Ana sente vontade de vomitar, começa a ficar agitada e sente cólera a invadi-la. Quer gritar, mas nem o grito de raiva consegue expulsar. O ar falta. Os enfermeiros acodem.
Trimmmm…
- Ah, estou? – Atende uma voz estremunhada.
- Boa noite. Estou a falar com a senhora Patrícia? – Pergunta uma voz estranha.
- Sim, é ela. Quem deseja saber? – Pergunta.
- Senhora Patrícia, ligamos do hospital. A sua filha Ana está cá internada. Pedimos que venha o mais rapidamente possível.
Num salto senta-se na cama.
- O quê? A minha filha?! Que aconteceu? – Pergunta com o coração sobressaltado.
- A sua filha está estável, mas pedimos que compareça por favor.
A meio da noite duas personagens lançam-se numa corrida louca para o hospital. Não há vermelhos que os impeçam. Os corações batem demasiado rápido para abrandarem num semáforo.
- A minha filha está aqui internada. Quero vê-la. – Atira Patrícia.
- Nome? – Remata alguém com impaciência.
- Ana – desespera a mãe.
- Aguarde um momento, por favor.
- Aguardar?! O que se passa com a nossa filha? - Pergunta um olhar assustado.
- Um médico já os vem atender.
Os olhos extravasam lágrimas. Patrícia sente-se ansiosa, angustiada, nervosa. A sua filha, a sua única filha.
- São os pais da Ana? – Pergunta o médico.
- Sim. Responde o pai, com a mãe nos braços.
- A vossa filha está agora estável.
- O que aconteceu, doutor? – Pergunta a mãe.
- A sua filha tentou suicidar-se com comprimidos.
- O quê?! Sui…suicidar-se? A Ana?! Não é possível – diz o pai
- A minha Ana? Porque faria uma coisa dessas? – Continua, aterrado.
Patrícia não reage. O seu mundo desaba. Há um grito que se espalha e a quebra por dentro.
- Como foi capaz? – Diz por fim.
Há confusão, alheamento e uma súbita mágoa naquelas duas personagens.
Ana, já não tem lágrimas. Continua desolada pela sua sobrevivência.
A raiva persegue-a.
- Quero morrer!!! Porque não me deixaram morrer?! – Grita angustiada.
- Os seus pais estão aqui Ana. Para a ver – diz a enfermeira.

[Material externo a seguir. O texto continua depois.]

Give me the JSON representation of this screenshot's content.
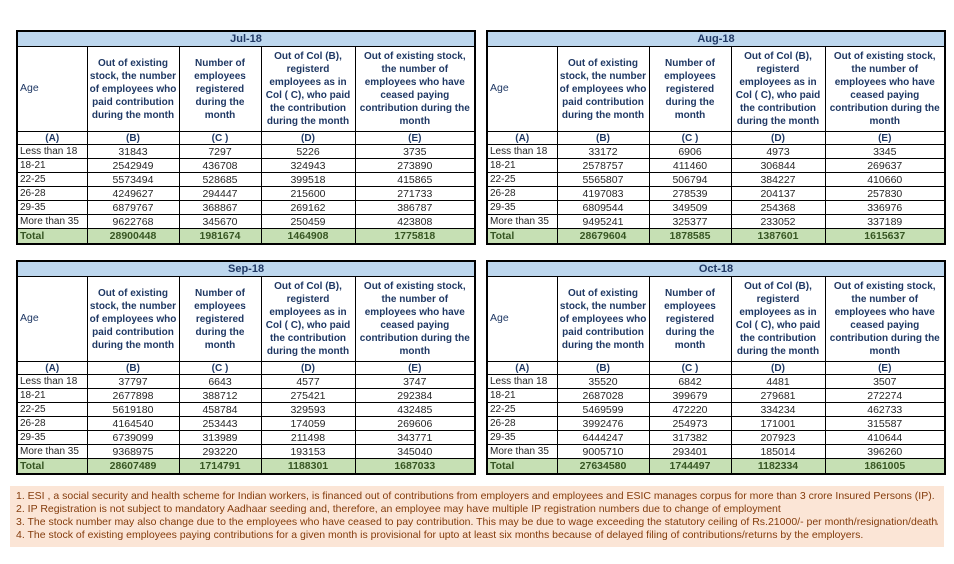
{
  "columns": {
    "age_label": "Age",
    "headers": [
      "Out of existing stock, the number of employees who paid contribution during the month",
      "Number of employees registered during the month",
      "Out of Col (B), registerd employees as in Col ( C), who paid the contribution during the month",
      "Out of existing stock, the number of employees who have ceased paying contribution during the month"
    ],
    "letters": [
      "(A)",
      "(B)",
      "(C )",
      "(D)",
      "(E)"
    ]
  },
  "tables": [
    {
      "month": "Jul-18",
      "total_label": "Total",
      "rows": [
        {
          "age": "Less than 18",
          "values": [
            "31843",
            "7297",
            "5226",
            "3735"
          ]
        },
        {
          "age": "18-21",
          "values": [
            "2542949",
            "436708",
            "324943",
            "273890"
          ]
        },
        {
          "age": "22-25",
          "values": [
            "5573494",
            "528685",
            "399518",
            "415865"
          ]
        },
        {
          "age": "26-28",
          "values": [
            "4249627",
            "294447",
            "215600",
            "271733"
          ]
        },
        {
          "age": "29-35",
          "values": [
            "6879767",
            "368867",
            "269162",
            "386787"
          ]
        },
        {
          "age": "More than 35",
          "values": [
            "9622768",
            "345670",
            "250459",
            "423808"
          ]
        }
      ],
      "totals": [
        "28900448",
        "1981674",
        "1464908",
        "1775818"
      ]
    },
    {
      "month": "Aug-18",
      "total_label": "Total",
      "rows": [
        {
          "age": "Less than 18",
          "values": [
            "33172",
            "6906",
            "4973",
            "3345"
          ]
        },
        {
          "age": "18-21",
          "values": [
            "2578757",
            "411460",
            "306844",
            "269637"
          ]
        },
        {
          "age": "22-25",
          "values": [
            "5565807",
            "506794",
            "384227",
            "410660"
          ]
        },
        {
          "age": "26-28",
          "values": [
            "4197083",
            "278539",
            "204137",
            "257830"
          ]
        },
        {
          "age": "29-35",
          "values": [
            "6809544",
            "349509",
            "254368",
            "336976"
          ]
        },
        {
          "age": "More than 35",
          "values": [
            "9495241",
            "325377",
            "233052",
            "337189"
          ]
        }
      ],
      "totals": [
        "28679604",
        "1878585",
        "1387601",
        "1615637"
      ]
    },
    {
      "month": "Sep-18",
      "total_label": "Total",
      "rows": [
        {
          "age": "Less than 18",
          "values": [
            "37797",
            "6643",
            "4577",
            "3747"
          ]
        },
        {
          "age": "18-21",
          "values": [
            "2677898",
            "388712",
            "275421",
            "292384"
          ]
        },
        {
          "age": "22-25",
          "values": [
            "5619180",
            "458784",
            "329593",
            "432485"
          ]
        },
        {
          "age": "26-28",
          "values": [
            "4164540",
            "253443",
            "174059",
            "269606"
          ]
        },
        {
          "age": "29-35",
          "values": [
            "6739099",
            "313989",
            "211498",
            "343771"
          ]
        },
        {
          "age": "More than 35",
          "values": [
            "9368975",
            "293220",
            "193153",
            "345040"
          ]
        }
      ],
      "totals": [
        "28607489",
        "1714791",
        "1188301",
        "1687033"
      ]
    },
    {
      "month": "Oct-18",
      "total_label": "Total",
      "rows": [
        {
          "age": "Less than 18",
          "values": [
            "35520",
            "6842",
            "4481",
            "3507"
          ]
        },
        {
          "age": "18-21",
          "values": [
            "2687028",
            "399679",
            "279681",
            "272274"
          ]
        },
        {
          "age": "22-25",
          "values": [
            "5469599",
            "472220",
            "334234",
            "462733"
          ]
        },
        {
          "age": "26-28",
          "values": [
            "3992476",
            "254973",
            "171001",
            "315587"
          ]
        },
        {
          "age": "29-35",
          "values": [
            "6444247",
            "317382",
            "207923",
            "410644"
          ]
        },
        {
          "age": "More than 35",
          "values": [
            "9005710",
            "293401",
            "185014",
            "396260"
          ]
        }
      ],
      "totals": [
        "27634580",
        "1744497",
        "1182334",
        "1861005"
      ]
    }
  ],
  "footnotes": [
    "1. ESI , a social security and health scheme for Indian workers, is financed out of contributions from employers and employees and ESIC manages corpus for more than 3 crore Insured Persons (IP).",
    "2. IP Registration is not subject to mandatory Aadhaar seeding and, therefore, an employee may have multiple IP registration numbers due to change of employment",
    "3. The stock number may also change due to the employees who have ceased to pay contribution. This may be due to wage exceeding the statutory ceiling of Rs.21000/- per month/resignation/death/ retirement/dismissal.",
    "4. The stock of existing employees paying contributions for a given month is provisional for upto at least six months because of delayed filing of contributions/returns by the employers."
  ],
  "colors": {
    "month_band": "#BDD7EE",
    "total_row": "#C6E0B4",
    "notes_bg": "#FBE5D6",
    "header_text": "#1F3864",
    "notes_text": "#843C0C"
  }
}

Ana pára. O seu corpo gela. Os seus pais, aqueles que lhe deram vida estavam ali. E ela só queria morrer. O coração está em espera. Não bate. Sofre e tem medo. Medo do confronto com os seus progenitores. Ela não queria fazê-los sofrer. Só queria partir. De vez.
- Ana, como pudeste? – Pensou a mãe enquanto a olhava nos olhos.
- Filha – diz em vez.
Ana desata a chorar. Esconde os olhos, como quem esconde a culpa.
O pai abraça a filha e promete estar sempre lá, dizendo que ela não está sozinha. Ana sente ainda mais culpa.
A mãe fixa a filha. Sente culpa também. E raiva. Como pôde aquilo acontecer.
- Filha, que fizemos nós? Onde falhamos? – Pergunta desesperada a mãe.
- Patrícia, agora não. – Responde o pai.
- Vai tudo correr bem, filha. – O pai abraça de novo a filha. - Vamos conseguir ultrapassar isto.
O quarto permanece cheio de dor, culpa, remorsos, tristeza, vergonha, medo, raiva. Todos estão partidos à sua maneira. No meio de tanta dor, permanece no entanto o amor. Está ali, mesmo que nem todos o consigam olhar nos olhos.